Organisational psychologist Humphrey Armstrong believes that most of the problem related to ageism is linked to the commonly held misconceptions, such as; older employees costing more, being more difficult to train, or being resistant to change.
“I think one of the fascinating things is that emotional intelligence, or emotional capabilities actually increase with age well into a person’s 70s,” he said. “In terms of resistance to change, I think if older people who know why change is needed and how to change they are prepared to jump on board,” says Humphrey Armstrong.
Humphrey Armstrong said that twice as many start-ups are initiated by over 50s than people in their twenties. Furthermore, there is a massive amount of value in the learned knowledge, intuition and life experience of an older worker. For the workforce to become more inclusive of all ages, ageism needs to be more widely talked about.

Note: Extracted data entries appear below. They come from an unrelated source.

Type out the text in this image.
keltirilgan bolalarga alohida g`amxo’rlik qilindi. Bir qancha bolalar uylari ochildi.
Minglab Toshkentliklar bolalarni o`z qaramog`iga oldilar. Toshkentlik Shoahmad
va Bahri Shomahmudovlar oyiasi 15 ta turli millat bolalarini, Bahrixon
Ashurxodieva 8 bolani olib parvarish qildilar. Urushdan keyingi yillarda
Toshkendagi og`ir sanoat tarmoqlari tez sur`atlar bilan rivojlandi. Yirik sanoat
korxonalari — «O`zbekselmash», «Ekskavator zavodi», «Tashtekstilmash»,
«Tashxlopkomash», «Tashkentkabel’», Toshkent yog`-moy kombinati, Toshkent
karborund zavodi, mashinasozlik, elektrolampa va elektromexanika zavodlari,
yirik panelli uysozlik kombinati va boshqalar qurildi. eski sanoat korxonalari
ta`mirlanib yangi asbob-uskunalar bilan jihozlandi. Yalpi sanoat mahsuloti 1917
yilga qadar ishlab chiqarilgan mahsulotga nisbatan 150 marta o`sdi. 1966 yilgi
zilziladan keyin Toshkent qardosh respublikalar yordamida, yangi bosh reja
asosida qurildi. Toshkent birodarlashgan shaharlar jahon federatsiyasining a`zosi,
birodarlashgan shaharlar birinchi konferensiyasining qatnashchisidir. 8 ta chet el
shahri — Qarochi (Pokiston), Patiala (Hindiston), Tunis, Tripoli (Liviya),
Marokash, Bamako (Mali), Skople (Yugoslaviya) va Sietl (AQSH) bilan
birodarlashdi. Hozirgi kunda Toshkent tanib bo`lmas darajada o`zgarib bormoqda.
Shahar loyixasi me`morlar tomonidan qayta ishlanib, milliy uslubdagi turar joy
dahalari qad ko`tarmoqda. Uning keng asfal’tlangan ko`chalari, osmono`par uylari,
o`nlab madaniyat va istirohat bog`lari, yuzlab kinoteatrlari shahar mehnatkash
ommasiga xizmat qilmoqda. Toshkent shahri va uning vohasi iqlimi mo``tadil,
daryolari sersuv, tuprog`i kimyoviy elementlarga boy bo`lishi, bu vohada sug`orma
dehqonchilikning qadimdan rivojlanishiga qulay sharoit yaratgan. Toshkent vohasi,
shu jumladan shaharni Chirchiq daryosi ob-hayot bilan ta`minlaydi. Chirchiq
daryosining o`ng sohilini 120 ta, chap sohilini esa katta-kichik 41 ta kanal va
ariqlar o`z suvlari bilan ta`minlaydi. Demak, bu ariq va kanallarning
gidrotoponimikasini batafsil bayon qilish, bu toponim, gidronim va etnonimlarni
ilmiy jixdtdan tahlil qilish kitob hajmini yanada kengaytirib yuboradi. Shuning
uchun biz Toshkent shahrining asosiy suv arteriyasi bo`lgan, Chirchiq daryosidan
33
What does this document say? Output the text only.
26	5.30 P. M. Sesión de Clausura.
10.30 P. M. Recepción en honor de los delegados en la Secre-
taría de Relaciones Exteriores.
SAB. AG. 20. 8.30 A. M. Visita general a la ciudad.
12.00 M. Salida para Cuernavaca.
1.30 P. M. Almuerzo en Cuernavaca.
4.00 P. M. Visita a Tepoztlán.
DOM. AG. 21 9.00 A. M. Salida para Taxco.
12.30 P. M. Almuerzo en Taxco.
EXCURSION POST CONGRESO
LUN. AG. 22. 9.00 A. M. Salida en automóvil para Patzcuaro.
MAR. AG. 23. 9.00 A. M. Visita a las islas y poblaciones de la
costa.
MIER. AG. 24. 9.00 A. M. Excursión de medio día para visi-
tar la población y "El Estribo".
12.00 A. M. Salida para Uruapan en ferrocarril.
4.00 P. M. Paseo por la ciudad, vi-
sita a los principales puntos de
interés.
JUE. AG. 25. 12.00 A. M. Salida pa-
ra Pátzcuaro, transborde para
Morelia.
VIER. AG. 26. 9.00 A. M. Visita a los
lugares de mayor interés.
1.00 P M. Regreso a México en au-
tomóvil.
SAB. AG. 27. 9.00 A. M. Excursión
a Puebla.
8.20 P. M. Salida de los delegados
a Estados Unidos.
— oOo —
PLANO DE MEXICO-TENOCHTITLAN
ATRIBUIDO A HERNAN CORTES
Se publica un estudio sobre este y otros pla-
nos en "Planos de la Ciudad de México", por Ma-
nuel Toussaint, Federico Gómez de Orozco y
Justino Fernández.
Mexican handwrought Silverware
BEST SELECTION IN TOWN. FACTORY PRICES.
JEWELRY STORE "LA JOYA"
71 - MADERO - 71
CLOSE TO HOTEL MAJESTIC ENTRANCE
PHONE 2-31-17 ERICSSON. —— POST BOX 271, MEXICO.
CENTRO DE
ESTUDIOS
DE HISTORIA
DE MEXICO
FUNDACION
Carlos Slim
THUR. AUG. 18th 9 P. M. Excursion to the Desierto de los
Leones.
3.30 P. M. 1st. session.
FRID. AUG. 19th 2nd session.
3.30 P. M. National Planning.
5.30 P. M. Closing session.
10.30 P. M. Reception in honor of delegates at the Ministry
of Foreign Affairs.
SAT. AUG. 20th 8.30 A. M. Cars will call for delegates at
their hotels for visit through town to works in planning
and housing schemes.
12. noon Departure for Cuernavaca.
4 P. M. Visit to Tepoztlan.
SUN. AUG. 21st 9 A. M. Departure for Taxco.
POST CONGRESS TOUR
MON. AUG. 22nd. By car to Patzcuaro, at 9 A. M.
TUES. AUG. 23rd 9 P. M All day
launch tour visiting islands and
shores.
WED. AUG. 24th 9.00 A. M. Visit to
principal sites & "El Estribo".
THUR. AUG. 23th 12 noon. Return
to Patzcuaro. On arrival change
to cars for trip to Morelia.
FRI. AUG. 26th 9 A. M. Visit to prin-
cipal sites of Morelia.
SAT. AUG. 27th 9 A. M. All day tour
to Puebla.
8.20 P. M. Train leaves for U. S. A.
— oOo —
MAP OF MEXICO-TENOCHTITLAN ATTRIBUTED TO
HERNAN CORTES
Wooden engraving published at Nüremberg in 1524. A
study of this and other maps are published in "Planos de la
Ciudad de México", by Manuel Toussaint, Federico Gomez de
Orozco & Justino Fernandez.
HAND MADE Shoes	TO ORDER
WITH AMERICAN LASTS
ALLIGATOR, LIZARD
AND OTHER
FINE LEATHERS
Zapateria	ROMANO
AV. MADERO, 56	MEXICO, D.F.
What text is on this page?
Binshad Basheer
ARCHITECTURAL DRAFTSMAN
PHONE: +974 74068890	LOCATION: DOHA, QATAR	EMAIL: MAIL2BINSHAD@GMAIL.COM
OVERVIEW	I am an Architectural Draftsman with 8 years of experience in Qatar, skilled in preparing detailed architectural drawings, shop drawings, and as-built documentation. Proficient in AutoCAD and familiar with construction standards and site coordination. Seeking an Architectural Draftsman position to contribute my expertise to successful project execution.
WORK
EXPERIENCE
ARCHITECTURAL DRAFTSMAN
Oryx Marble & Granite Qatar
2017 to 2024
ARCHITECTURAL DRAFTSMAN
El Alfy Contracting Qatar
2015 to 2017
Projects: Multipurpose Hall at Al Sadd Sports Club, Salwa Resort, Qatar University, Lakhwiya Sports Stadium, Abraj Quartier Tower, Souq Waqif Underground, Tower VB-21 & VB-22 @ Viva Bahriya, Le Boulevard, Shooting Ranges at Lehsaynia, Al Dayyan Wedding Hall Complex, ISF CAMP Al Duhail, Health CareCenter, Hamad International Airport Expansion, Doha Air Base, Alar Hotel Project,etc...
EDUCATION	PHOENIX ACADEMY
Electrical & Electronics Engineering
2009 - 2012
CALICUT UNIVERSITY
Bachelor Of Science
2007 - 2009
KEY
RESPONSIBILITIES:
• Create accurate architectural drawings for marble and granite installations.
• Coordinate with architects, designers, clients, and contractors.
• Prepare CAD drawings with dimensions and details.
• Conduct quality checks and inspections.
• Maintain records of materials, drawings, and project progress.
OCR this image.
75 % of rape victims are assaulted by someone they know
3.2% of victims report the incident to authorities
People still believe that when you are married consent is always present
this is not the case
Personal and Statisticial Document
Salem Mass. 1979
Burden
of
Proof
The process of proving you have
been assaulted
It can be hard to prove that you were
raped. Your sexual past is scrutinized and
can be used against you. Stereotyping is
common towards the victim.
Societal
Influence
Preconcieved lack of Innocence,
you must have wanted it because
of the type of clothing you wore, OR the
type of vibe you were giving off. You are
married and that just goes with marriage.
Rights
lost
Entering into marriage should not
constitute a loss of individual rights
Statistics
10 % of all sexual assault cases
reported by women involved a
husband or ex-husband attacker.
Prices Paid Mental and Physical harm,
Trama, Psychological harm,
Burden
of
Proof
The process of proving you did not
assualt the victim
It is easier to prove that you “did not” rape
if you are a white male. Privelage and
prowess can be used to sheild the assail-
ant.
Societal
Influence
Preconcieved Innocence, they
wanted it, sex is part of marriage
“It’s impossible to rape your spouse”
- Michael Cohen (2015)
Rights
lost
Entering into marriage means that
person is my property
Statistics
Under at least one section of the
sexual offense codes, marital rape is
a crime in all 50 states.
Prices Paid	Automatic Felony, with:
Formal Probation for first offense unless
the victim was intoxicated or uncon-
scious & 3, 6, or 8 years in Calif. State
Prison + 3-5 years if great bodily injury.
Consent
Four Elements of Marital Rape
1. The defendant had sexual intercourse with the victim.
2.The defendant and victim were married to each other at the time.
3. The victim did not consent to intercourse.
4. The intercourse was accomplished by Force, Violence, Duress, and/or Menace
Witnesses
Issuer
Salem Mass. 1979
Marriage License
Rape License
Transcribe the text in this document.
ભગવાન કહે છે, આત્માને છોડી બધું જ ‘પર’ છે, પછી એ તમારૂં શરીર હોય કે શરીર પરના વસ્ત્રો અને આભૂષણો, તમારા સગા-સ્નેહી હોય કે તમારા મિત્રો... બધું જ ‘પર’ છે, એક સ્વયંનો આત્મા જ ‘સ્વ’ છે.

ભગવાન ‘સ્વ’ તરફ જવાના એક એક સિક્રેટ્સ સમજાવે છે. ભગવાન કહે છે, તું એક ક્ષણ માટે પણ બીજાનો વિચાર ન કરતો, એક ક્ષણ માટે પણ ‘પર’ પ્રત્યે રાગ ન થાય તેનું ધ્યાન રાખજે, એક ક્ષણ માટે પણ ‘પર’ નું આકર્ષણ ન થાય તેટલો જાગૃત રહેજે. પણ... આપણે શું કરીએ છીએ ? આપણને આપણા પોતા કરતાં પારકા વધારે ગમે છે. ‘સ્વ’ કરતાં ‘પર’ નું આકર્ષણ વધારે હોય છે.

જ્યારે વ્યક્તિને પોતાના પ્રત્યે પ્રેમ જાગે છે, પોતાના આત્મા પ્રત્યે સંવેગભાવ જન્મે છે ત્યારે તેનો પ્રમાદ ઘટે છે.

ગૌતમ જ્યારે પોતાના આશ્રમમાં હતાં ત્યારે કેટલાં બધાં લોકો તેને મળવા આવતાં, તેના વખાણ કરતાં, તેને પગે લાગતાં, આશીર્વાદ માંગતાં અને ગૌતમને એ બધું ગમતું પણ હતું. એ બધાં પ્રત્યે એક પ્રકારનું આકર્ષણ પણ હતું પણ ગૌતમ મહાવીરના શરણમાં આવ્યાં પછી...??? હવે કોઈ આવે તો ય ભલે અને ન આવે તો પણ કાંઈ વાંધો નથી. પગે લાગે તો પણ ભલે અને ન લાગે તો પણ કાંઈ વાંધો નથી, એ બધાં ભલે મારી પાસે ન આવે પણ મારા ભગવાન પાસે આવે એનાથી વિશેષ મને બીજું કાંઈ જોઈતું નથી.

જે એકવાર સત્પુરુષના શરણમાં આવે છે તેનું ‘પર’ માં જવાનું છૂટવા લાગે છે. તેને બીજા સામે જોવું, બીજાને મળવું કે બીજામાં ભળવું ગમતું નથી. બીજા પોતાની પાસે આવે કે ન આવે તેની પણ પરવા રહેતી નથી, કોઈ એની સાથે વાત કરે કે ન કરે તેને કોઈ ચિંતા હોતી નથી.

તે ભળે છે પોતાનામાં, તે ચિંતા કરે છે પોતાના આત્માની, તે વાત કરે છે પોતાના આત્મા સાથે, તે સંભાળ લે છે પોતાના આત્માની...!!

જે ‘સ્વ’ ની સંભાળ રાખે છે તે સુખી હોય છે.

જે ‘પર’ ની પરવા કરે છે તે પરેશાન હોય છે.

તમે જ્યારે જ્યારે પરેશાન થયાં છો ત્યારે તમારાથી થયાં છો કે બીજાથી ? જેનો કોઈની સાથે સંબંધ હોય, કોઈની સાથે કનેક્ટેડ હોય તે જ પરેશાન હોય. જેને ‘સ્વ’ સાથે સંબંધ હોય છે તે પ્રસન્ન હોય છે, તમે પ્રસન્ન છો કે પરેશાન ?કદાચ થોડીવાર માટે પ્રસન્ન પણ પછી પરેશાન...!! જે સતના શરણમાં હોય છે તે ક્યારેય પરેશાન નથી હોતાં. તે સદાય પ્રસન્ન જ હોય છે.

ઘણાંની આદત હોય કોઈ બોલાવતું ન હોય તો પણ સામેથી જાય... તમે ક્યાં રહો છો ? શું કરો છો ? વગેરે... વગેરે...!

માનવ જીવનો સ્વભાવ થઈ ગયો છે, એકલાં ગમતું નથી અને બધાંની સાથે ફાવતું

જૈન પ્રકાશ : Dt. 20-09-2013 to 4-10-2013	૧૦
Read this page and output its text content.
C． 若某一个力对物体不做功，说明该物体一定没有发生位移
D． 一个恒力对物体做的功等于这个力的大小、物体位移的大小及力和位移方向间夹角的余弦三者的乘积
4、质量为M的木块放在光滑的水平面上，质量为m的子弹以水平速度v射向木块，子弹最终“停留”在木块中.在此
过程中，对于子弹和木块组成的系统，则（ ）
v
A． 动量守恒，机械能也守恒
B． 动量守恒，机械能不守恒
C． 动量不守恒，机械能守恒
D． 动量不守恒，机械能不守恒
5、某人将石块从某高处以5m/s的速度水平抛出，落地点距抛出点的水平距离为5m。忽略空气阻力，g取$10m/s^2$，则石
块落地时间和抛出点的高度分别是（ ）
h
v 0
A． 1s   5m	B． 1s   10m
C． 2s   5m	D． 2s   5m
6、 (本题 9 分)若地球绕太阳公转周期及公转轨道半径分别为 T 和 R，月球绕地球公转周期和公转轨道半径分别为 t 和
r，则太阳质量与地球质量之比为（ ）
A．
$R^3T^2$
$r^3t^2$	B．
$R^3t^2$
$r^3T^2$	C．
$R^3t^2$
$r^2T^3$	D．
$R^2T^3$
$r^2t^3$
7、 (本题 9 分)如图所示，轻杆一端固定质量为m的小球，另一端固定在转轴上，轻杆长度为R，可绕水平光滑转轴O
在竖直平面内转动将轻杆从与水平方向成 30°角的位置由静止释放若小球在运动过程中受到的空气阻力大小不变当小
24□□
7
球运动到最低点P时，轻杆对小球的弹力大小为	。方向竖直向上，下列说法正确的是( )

“We hear a lot about gender diversity, especially over the last few months, but in fact, age diversity is often ignored. We've got to actually bring that in and really reinforce the issue,” Armstrong said. “Research studies show that diversity is an incredible advantage in organisational life, it increases profitability, creativity, enhances governance, and it also enables better problem solving. Emotional intelligence can increase with age so there’s this huge resource where older people are, in fact, very valuable and very skilled at handling tricky interpersonal problems and generally they are better able to cope with ambiguity.” says Humphrey Armstrong.